While remaining grounded in plausibility, Wolf wanted alternative light sources to accent the “obvious” flashlights and camping lanterns. “We were mostly interested in maybe emotional realism or illusionary realism, that the color of the light might give you an extra thrill or an extra sense [of the characters],” he says. Party girl Alice (Rachel Sennott) drapes herself in glow stick jewelry, while type-A Jordan (Myha’la Harrold) opts for an LED headlamp. Laid-back Greg (Lee Pace) even dons a mask of vibrant blue light therapy.

Ubiquitous phone flashlights harness the film’s hyper-online quality as Gen Zers sift their barbs through social media buzzwords. The screens have maximum brightness which exposes their faces in the dark. Wolf notes how this style of lighting emulates the flash of a camera: “It may also be something we know online. [when] you take selfies.

The Chappaqua McMansion represented another opportunity to add color. Wolf worked with production designer April Lasky to install surreal backup lights and to ensure that each piece had a distinct visual identity that could tie into the characters’ involuntary emotional states. “The kitchen is a good example for the first time where there is this distrust within the group,” says Wolf. “We play a lot in the cyan colors, in the blue-green colors, where they start to turn against each other a bit.” Later, a moment of explosive violence in an indoor basketball court shatters the red of an exit sign.

“Bodies Bodies Bodies” marks Wolf’s second collaboration with Reijn after his feature debut, “Instinct.” The Dutch duo prepared extensively by first choreographing on location with stand-ins, giving Reijn a base to then let things loosen up and make room for improvisation during filming. Wolf operated the handheld camera and shot intuitively, letting the camera “sometimes behave like one of the characters in the band”.

Achieving this freedom in the film’s many shots and large set movements required a flexible lighting approach. “Part of the concept of having actors lighting up – say, Jordan’s headlight or flashlights – that also gave us anchors in a scene that we could play the lighting design of,” Wolf says. .

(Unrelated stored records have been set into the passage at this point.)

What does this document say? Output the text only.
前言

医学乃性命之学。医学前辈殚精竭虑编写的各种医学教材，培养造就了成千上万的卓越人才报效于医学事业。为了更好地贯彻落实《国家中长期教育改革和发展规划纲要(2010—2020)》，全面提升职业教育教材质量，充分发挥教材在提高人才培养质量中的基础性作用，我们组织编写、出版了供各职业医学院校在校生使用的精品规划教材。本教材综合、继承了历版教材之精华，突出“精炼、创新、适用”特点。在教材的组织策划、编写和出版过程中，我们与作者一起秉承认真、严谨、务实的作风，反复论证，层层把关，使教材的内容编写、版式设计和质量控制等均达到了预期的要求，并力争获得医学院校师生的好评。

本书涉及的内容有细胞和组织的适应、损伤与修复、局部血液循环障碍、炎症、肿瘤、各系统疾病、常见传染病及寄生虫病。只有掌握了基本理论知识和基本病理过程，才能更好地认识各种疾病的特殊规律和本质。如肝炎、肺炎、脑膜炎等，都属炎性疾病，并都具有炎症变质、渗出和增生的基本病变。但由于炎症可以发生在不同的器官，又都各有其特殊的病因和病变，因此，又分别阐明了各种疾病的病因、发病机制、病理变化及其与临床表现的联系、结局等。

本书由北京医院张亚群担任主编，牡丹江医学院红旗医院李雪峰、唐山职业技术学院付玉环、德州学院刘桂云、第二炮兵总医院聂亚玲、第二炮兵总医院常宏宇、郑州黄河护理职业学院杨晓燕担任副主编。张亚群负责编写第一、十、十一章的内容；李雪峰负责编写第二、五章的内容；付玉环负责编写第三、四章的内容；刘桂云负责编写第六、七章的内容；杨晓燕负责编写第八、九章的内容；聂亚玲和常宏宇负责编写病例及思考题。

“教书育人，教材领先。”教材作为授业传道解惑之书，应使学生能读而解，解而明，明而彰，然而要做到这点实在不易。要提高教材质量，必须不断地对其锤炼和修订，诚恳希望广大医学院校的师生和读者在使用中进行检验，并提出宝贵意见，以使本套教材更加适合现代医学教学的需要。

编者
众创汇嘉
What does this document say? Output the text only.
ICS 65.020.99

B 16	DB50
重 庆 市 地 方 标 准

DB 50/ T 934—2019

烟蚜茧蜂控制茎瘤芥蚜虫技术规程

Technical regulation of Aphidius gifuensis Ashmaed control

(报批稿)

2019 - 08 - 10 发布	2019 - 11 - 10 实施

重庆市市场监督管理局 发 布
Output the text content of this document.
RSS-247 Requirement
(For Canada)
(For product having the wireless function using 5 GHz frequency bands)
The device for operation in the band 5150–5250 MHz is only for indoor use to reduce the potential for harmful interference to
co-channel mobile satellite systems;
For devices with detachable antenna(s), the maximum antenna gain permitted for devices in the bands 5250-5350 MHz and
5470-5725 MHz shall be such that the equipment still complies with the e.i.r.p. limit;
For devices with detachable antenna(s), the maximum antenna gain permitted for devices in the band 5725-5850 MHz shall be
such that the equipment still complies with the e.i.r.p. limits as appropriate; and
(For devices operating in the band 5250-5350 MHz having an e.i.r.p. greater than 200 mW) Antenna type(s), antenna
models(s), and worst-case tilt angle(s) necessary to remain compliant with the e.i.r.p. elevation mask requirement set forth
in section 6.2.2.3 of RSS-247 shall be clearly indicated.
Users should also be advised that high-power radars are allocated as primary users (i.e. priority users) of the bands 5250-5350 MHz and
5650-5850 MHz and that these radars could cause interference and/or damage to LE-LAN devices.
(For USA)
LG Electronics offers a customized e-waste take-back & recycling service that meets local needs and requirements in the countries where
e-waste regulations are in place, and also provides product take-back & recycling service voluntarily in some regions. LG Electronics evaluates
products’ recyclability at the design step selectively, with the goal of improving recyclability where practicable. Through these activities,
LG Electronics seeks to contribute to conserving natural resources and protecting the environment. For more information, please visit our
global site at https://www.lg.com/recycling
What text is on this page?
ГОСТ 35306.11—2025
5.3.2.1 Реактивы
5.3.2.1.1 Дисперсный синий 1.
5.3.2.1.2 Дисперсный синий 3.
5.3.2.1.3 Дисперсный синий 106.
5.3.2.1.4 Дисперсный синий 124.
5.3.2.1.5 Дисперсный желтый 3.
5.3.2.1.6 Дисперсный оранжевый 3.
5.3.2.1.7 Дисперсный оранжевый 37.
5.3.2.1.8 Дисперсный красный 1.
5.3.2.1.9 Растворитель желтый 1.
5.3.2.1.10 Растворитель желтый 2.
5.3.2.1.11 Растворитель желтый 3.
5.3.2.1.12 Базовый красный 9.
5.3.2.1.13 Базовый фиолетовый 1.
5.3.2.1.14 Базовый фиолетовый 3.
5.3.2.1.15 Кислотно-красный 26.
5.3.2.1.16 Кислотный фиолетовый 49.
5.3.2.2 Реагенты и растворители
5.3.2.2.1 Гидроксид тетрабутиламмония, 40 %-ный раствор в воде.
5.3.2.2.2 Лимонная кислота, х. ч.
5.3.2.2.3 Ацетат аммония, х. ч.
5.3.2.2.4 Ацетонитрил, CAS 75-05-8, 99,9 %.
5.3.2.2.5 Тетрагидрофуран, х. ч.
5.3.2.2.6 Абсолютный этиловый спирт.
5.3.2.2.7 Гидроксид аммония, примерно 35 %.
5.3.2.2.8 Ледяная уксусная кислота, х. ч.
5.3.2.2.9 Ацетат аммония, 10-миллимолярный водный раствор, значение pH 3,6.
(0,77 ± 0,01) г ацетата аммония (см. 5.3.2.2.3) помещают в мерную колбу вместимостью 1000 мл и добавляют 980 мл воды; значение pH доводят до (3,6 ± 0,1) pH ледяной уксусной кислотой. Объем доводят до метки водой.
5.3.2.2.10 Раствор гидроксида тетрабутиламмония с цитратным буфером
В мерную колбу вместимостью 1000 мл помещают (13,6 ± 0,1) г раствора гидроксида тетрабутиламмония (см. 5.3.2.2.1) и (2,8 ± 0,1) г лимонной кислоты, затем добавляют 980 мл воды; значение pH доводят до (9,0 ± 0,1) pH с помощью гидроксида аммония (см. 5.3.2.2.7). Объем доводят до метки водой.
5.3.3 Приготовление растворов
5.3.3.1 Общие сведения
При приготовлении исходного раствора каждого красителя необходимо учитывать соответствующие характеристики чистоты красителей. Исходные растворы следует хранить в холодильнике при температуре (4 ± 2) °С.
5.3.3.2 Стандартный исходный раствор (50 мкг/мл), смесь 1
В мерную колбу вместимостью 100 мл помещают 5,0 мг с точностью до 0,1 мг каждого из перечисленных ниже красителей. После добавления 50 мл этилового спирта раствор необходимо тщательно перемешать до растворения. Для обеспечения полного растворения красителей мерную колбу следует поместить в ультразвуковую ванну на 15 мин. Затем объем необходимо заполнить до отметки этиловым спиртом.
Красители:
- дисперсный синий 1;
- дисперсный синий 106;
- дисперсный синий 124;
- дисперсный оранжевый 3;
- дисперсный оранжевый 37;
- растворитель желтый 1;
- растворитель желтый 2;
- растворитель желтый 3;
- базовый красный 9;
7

The DP originally had the idea to shoot on film, but the tight production schedule required a different approach. He first did trial shots on film, then worked with colorist Damien van der Cruyssen to grade them and create a color profile that could be incorporated into his camera of choice, the Arri Alexa. Mini LF. “The reason the large format was instrumental in this film is simply that there is so much darkness, and I knew I wanted to be free in that darkness,” Wolf explains. “I also liked the look of how black behaves and how textures can survive. Even when I pushed it a lot, it still had that clean aesthetic in the rough that we were looking for.

As the group’s mistrust intensifies, the lighting becomes increasingly fractured. A pivotal moment in Bee and Sophie’s relationship takes place in a claustrophobic sauna, which Wolf says “is hands down one of the smallest places I’ve ever shot in.” He captured the scene with “two super minimal amounts of lights”, including a small flashlight he was balancing in his hands next to the camera.

Wolf adds, “We were toying with the idea that it got darker and darker in the movie. At one point, the light almost disappeared.